Mau Kualitas Bagus, Perlu Modal

Sebuah Fiksi dari Hati

“yang barusan lewat, cantik. Itu dia bisa loh, punya muka putih mulus licin. Ga perlu dimakeupin kayaknya, kayak istrinya si chiko.”

“kalau yang itu, rapih banget siah. Liat itu rapi jali, baju ngga ada kerutan lipitan sama sekali. Modelnya juga masa kini.”

“edyaaaaan. Istrinya si ini, awet muda banget. Tu raut-raut bahagia ga pake manyun-manyun.”

Kalimat demi kalimat terlontar dari mulut lelaki si kawan. Si kawan pun diam saja, aku pun terus khidmat mengunyah sepotong Milka¸ cokelat yang sebenernya tergolong murah di eropa tapi tetap lebih juara kalau dibandingkan dengan lokal punya. Hingga akhirnya kalimat penentu pun keluar: “kamu kok ga bisa gitu sih?”

Mata temanku pun serasa mercusuar keluar soketnya. Alamat muntab tampaknya. Aku pun ingin menjelaskan. Via coklat, biar kepala si lelaki bisa lebih menerima kalau ada barangnya. Tidak melalui pendekatan perasaan semata. Ya kita taulah kalau lelaki itu apa – apa pakai logika, gak cuma pake perasaan.

Gini loh. Ini Milka kalau di Eropa termasuk coklat murah walau ga murahan. Sejenis lah kalau dengan coklat yang berslogan ‘santai saja’ itu atau coklat yang ‘dairy chocolate’ itu. Semua bisa beli. Tapi rasa dan kualitasnya ga perlu ditanya.

Kenapa?

Yang namanya makanan, olahan ataupun bukan, itu sangat tergantung dari bahannya. Mutu dari si bahan, sebagus apa dia.

Mutu dari kakao sebagai bahan baku coklat itu, meliputi keseragaman si bentuk, ukuran, berat bijinya, persentase biji dengan kulitnya, kandungan lemak kakao yang terdapat d dalamnya, hingga ada atau tidaknya rasa menyimpang yag seharusnya tidak ada dalam kakao (Kusumadati, Sutardi dan Kartika 2002). Mutu yang baik di dapatkan dari pohon yang baik, tanah yang baik, dan waktu pemanenan yang baik agar hasilnya optimal.

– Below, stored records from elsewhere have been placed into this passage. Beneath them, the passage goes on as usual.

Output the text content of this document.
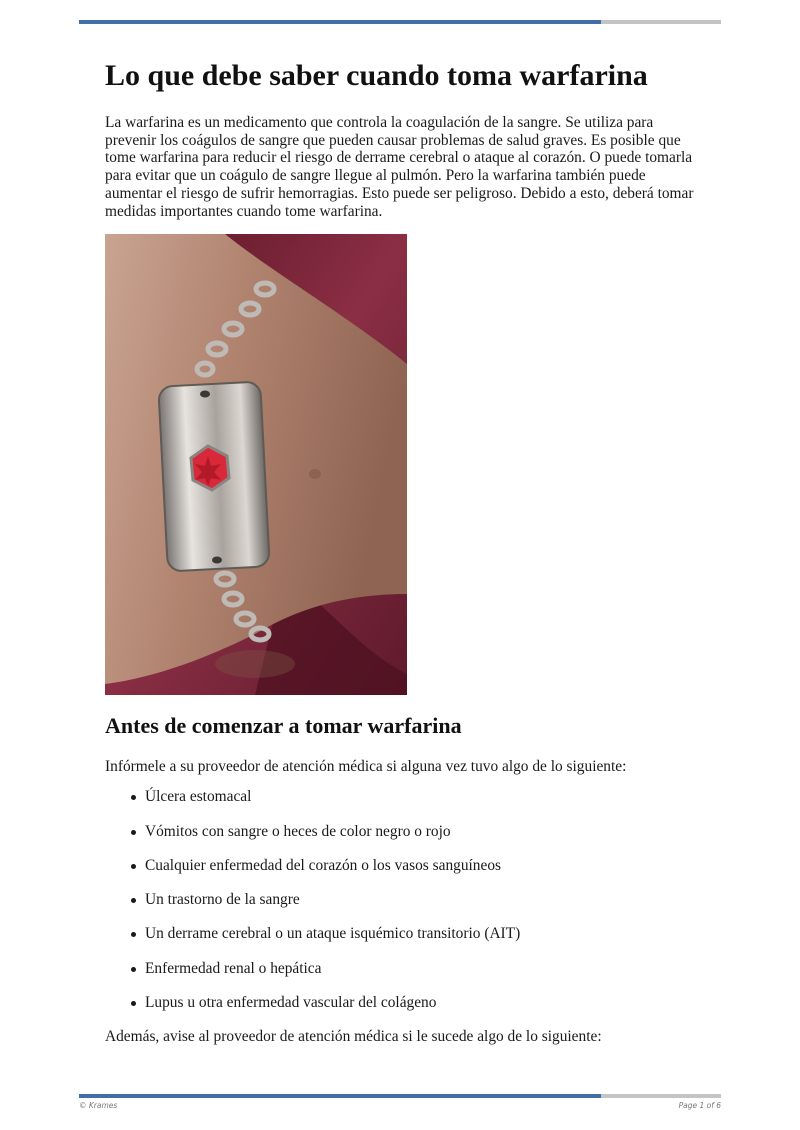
Lo que debe saber cuando toma warfarina

La warfarina es un medicamento que controla la coagulación de la sangre. Se utiliza para prevenir los coágulos de sangre que pueden causar problemas de salud graves. Es posible que tome warfarina para reducir el riesgo de derrame cerebral o ataque al corazón. O puede tomarla para evitar que un coágulo de sangre llegue al pulmón. Pero la warfarina también puede aumentar el riesgo de sufrir hemorragias. Esto puede ser peligroso. Debido a esto, deberá tomar medidas importantes cuando tome warfarina.

Antes de comenzar a tomar warfarina

Infórmele a su proveedor de atención médica si alguna vez tuvo algo de lo siguiente:

Úlcera estomacal
Vómitos con sangre o heces de color negro o rojo
Cualquier enfermedad del corazón o los vasos sanguíneos
Un trastorno de la sangre
Un derrame cerebral o un ataque isquémico transitorio (AIT)
Enfermedad renal o hepática
Lupus u otra enfermedad vascular del colágeno

Además, avise al proveedor de atención médica si le sucede algo de lo siguiente:

© Krames	Page 1 of 6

Bahkan Departemen Pertanian di 2004 telah menyebutkan kalau buah yang dipanen saat tepat masak akan menghasilkan mutu yang optimal karena cukupnya waktu dan kondisi yang dibutuhkan untuk membentuk senyawa penyusun lemak pada biji.

Kata kunci di sini adalah : Sabar, semua ada masa optimalnya.

Pengaruh tanah, iklim, dan curah hujan yang nampaknya merupakan kondisi alamiah alam pun bisa turut mempengaruhi kualitas si coklat ini yang ujung-ujungnya ya berdampak pada rasa si coklat. Ditjenbun (2011) saja sudah menyampaikan rincian mengenai kondisi tanah dan iklim yang dibutuhkan si Theobroma cacao agar tumbuh besar dan berkualitas tinggi. Mulai dari ketinggiannya yang di antara 0-600 mdpl, bulan kering antara 1-3 bulan, angina sepoi-sepoi tidak terus-menerus berhembus dengan maksimum kecepatan angin 4 meter per detik, dan kemiringan lahan kurang dari 8%. Itu baru lahan saat penanaman coklat.

Kata kunci di sini : Kondisi ‘rumah’ berpengaruh nyata pada apa yang dihasilkan.

Semua hal ini belum ditunjang dengan tambahan lain-lain yang diperlukan untuk perawatan tanaman kakao untuk menghasilkan coklat bermutu tinggi hingga menjadi standar dunia semacam coklat-coklat di eropa. Perawatan, pemupukan, penelitian, hingga cara pemetikan pun diawasi walau sebenarnya tidak ada pohon coklat di sana.

Kata kuncinya : semua pakai investasi dan kemauan dalam mengawasi investasi.

Jadi ya jangan heran kalau coklat eropa dikenal enak walau ‘murah’ meskipun di sana pun tak tampak sebatang pohonnya. Karena dari bahan bakunya saja mereka sudah mau repot susah payah menjaganya agar puas saat dinikmatinya. Lah kalo kamu loh, sudah investasi apa untuk bahan baku luar-dalam pasanganmu? Temanku si wanita manggut-manggut sambal mengutip share-an di grup whatsapp yang sudah lama wira-wiri.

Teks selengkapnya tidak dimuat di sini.